Spectrograms have a wide range of applications in fields relating to sound, such as music and linguistics; in overcoming speech disorders, speech training for the profoundly deaf, in studies of phonetics, to facilitate speech synthesis (the generation of spoken language from written input by a computer), and in speech processing (“a discipline of computer science that deals with designing computer systems that recognize spoken words”). Additionally, it is relevant for sonar, radar, and in the analysis of animal calls. In addition, in seismology, “spectrograms are increasingly being used to […] help distinguish and characterize different types of earthquakes or other vibrations in the earth”. See also this exhaustive article on the role of spectrograms in decrypting confidential enemy voice transmissions during World War II.

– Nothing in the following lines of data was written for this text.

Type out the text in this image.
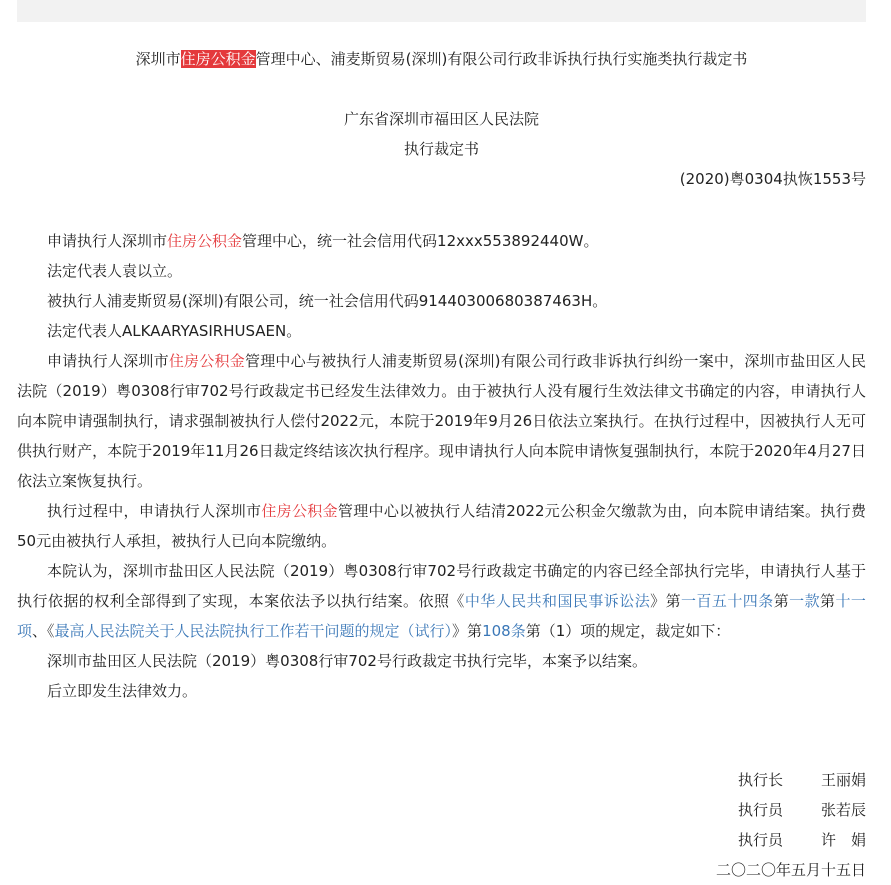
深圳市住房公积金管理中心、浦麦斯贸易(深圳)有限公司行政非诉执行执行实施类执行裁定书
广东省深圳市福田区人民法院
执行裁定书
(2020)粤0304执恢1553号

申请执行人深圳市住房公积金管理中心，统一社会信用代码12xxx553892440W。

法定代表人袁以立。

被执行人浦麦斯贸易(深圳)有限公司，统一社会信用代码91440300680387463H。

法定代表人ALKAARYASIRHUSAEN。

申请执行人深圳市住房公积金管理中心与被执行人浦麦斯贸易(深圳)有限公司行政非诉执行纠纷一案中，深圳市盐田区人民法院（2019）粤0308行审702号行政裁定书已经发生法律效力。由于被执行人没有履行生效法律文书确定的内容，申请执行人向本院申请强制执行，请求强制被执行人偿付2022元，本院于2019年9月26日依法立案执行。在执行过程中，因被执行人无可供执行财产，本院于2019年11月26日裁定终结该次执行程序。现申请执行人向本院申请恢复强制执行，本院于2020年4月27日依法立案恢复执行。

执行过程中，申请执行人深圳市住房公积金管理中心以被执行人结清2022元公积金欠缴款为由，向本院申请结案。执行费50元由被执行人承担，被执行人已向本院缴纳。

本院认为，深圳市盐田区人民法院（2019）粤0308行审702号行政裁定书确定的内容已经全部执行完毕，申请执行人基于执行依据的权利全部得到了实现，本案依法予以执行结案。依照《中华人民共和国民事诉讼法》第一百五十四条第一款第十一项、《最高人民法院关于人民法院执行工作若干问题的规定（试行）》第108条第（1）项的规定，裁定如下：

深圳市盐田区人民法院（2019）粤0308行审702号行政裁定书执行完毕，本案予以结案。

后立即发生法律效力。

执行长	王丽娟
执行员	张若辰
执行员	许　娟
二〇二〇年五月十五日
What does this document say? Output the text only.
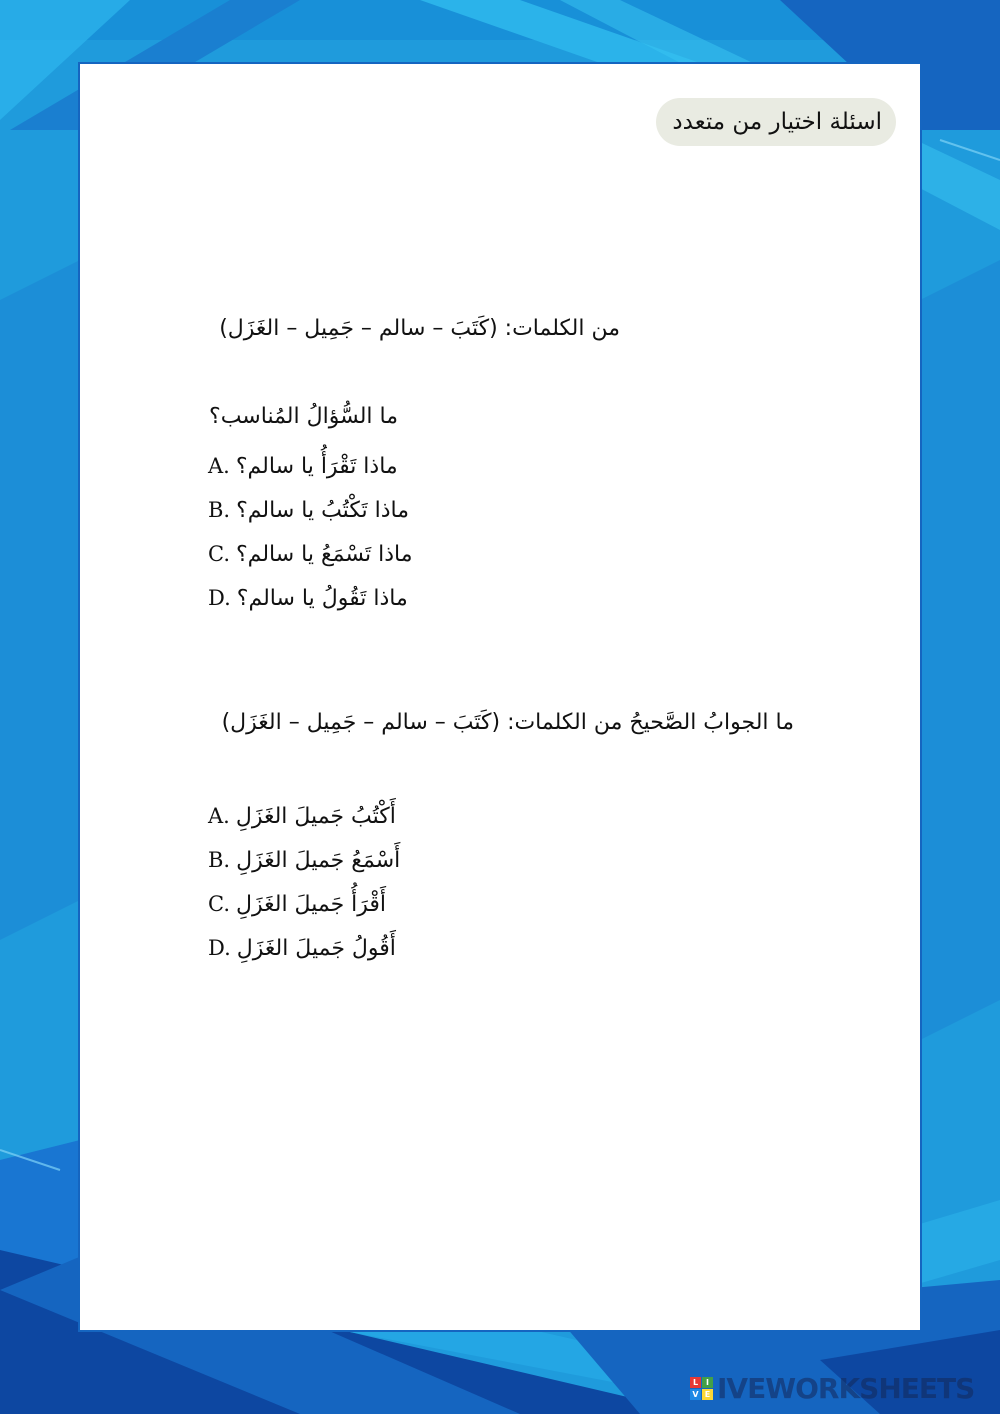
اسئلة اختيار من متعدد
من الكلمات: (كَتَبَ – سالم – جَمِيل – الغَزَل)
ما السُّؤالُ المُناسب؟
A. ماذا تَقْرَأُ يا سالم؟
B. ماذا تَكْتُبُ يا سالم؟
C. ماذا تَسْمَعُ يا سالم؟
D. ماذا تَقُولُ يا سالم؟
ما الجوابُ الصَّحيحُ من الكلمات: (كَتَبَ – سالم – جَمِيل – الغَزَل)
A. أَكْتُبُ جَميلَ الغَزَلِ
B. أَسْمَعُ جَميلَ الغَزَلِ
C. أَقْرَأُ جَميلَ الغَزَلِ
D. أَقُولُ جَميلَ الغَزَلِ
L I
V E IVEWORKSHEETS
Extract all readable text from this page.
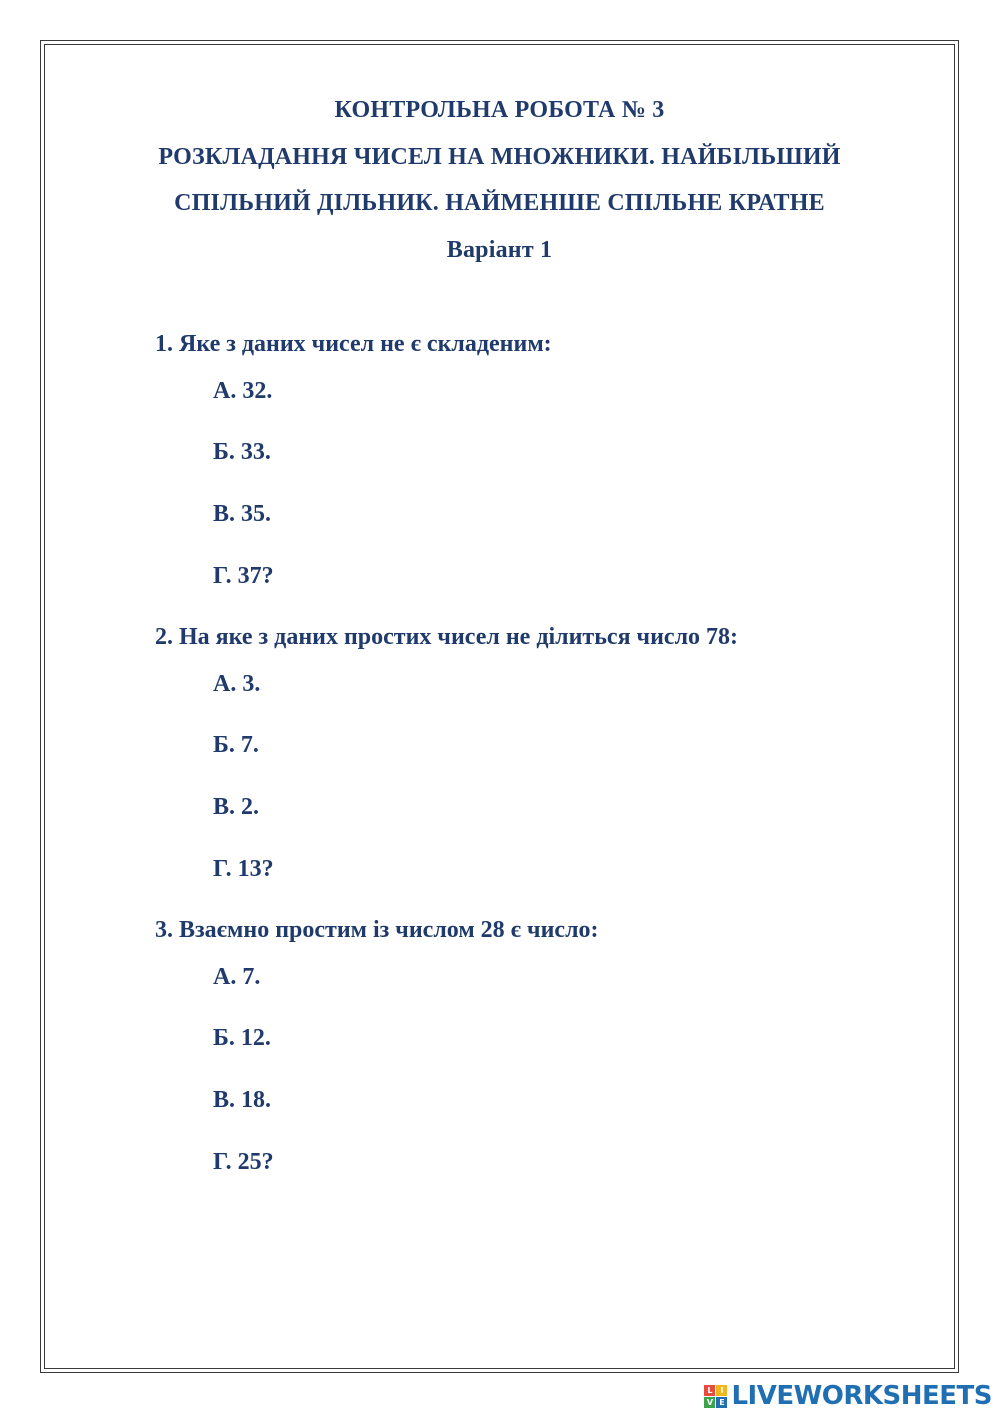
КОНТРОЛЬНА РОБОТА № 3
РОЗКЛАДАННЯ ЧИСЕЛ НА МНОЖНИКИ. НАЙБІЛЬШИЙ
СПІЛЬНИЙ ДІЛЬНИК. НАЙМЕНШЕ СПІЛЬНЕ КРАТНЕ
Варіант 1
1. Яке з даних чисел не є складеним:
А. 32.
Б. 33.
В. 35.
Г. 37?
2. На яке з даних простих чисел не ділиться число 78:
А. 3.
Б. 7.
В. 2.
Г. 13?
3. Взаємно простим із числом 28 є число:
А. 7.
Б. 12.
В. 18.
Г. 25?
L I
V E LIVEWORKSHEETS
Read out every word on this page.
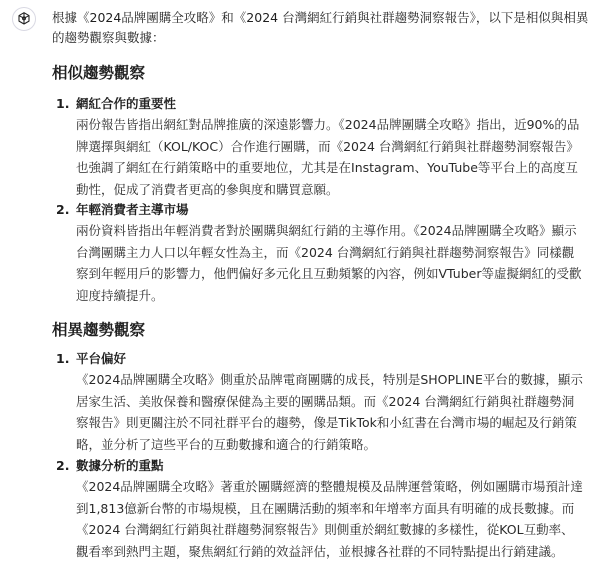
根據《2024品牌團購全攻略》和《2024 台灣網紅行銷與社群趨勢洞察報告》，以下是相似與相異的趨勢觀察與數據：

相似趨勢觀察
1. 網紅合作的重要性
兩份報告皆指出網紅對品牌推廣的深遠影響力。《2024品牌團購全攻略》指出，近90%的品牌選擇與網紅（KOL/KOC）合作進行團購，而《2024 台灣網紅行銷與社群趨勢洞察報告》也強調了網紅在行銷策略中的重要地位，尤其是在Instagram、YouTube等平台上的高度互動性，促成了消費者更高的參與度和購買意願。
2. 年輕消費者主導市場
兩份資料皆指出年輕消費者對於團購與網紅行銷的主導作用。《2024品牌團購全攻略》顯示台灣團購主力人口以年輕女性為主，而《2024 台灣網紅行銷與社群趨勢洞察報告》同樣觀察到年輕用戶的影響力，他們偏好多元化且互動頻繁的內容，例如VTuber等虛擬網紅的受歡迎度持續提升。
相異趨勢觀察
1. 平台偏好
《2024品牌團購全攻略》側重於品牌電商團購的成長，特別是SHOPLINE平台的數據，顯示居家生活、美妝保養和醫療保健為主要的團購品類。而《2024 台灣網紅行銷與社群趨勢洞察報告》則更關注於不同社群平台的趨勢，像是TikTok和小紅書在台灣市場的崛起及行銷策略，並分析了這些平台的互動數據和適合的行銷策略。
2. 數據分析的重點
《2024品牌團購全攻略》著重於團購經濟的整體規模及品牌運營策略，例如團購市場預計達到1,813億新台幣的市場規模，且在團購活動的頻率和年增率方面具有明確的成長數據。而《2024 台灣網紅行銷與社群趨勢洞察報告》則側重於網紅數據的多樣性，從KOL互動率、觀看率到熱門主題，聚焦網紅行銷的效益評估，並根據各社群的不同特點提出行銷建議。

On a more frivolous note, spectral editing (which allows audio edits to occur within specific frequency ranges rather than across the whole spectrum) means that some musicians have inserted visual images into spectrograms, which then become part of the frequency content of the song when it is played. For example, the face of Aphex Twin (AKA Richard D James, “complete with his patented grin!”) infamously appears in the spectrogram of a B-side to his 1999 single ‘Windowlicker’.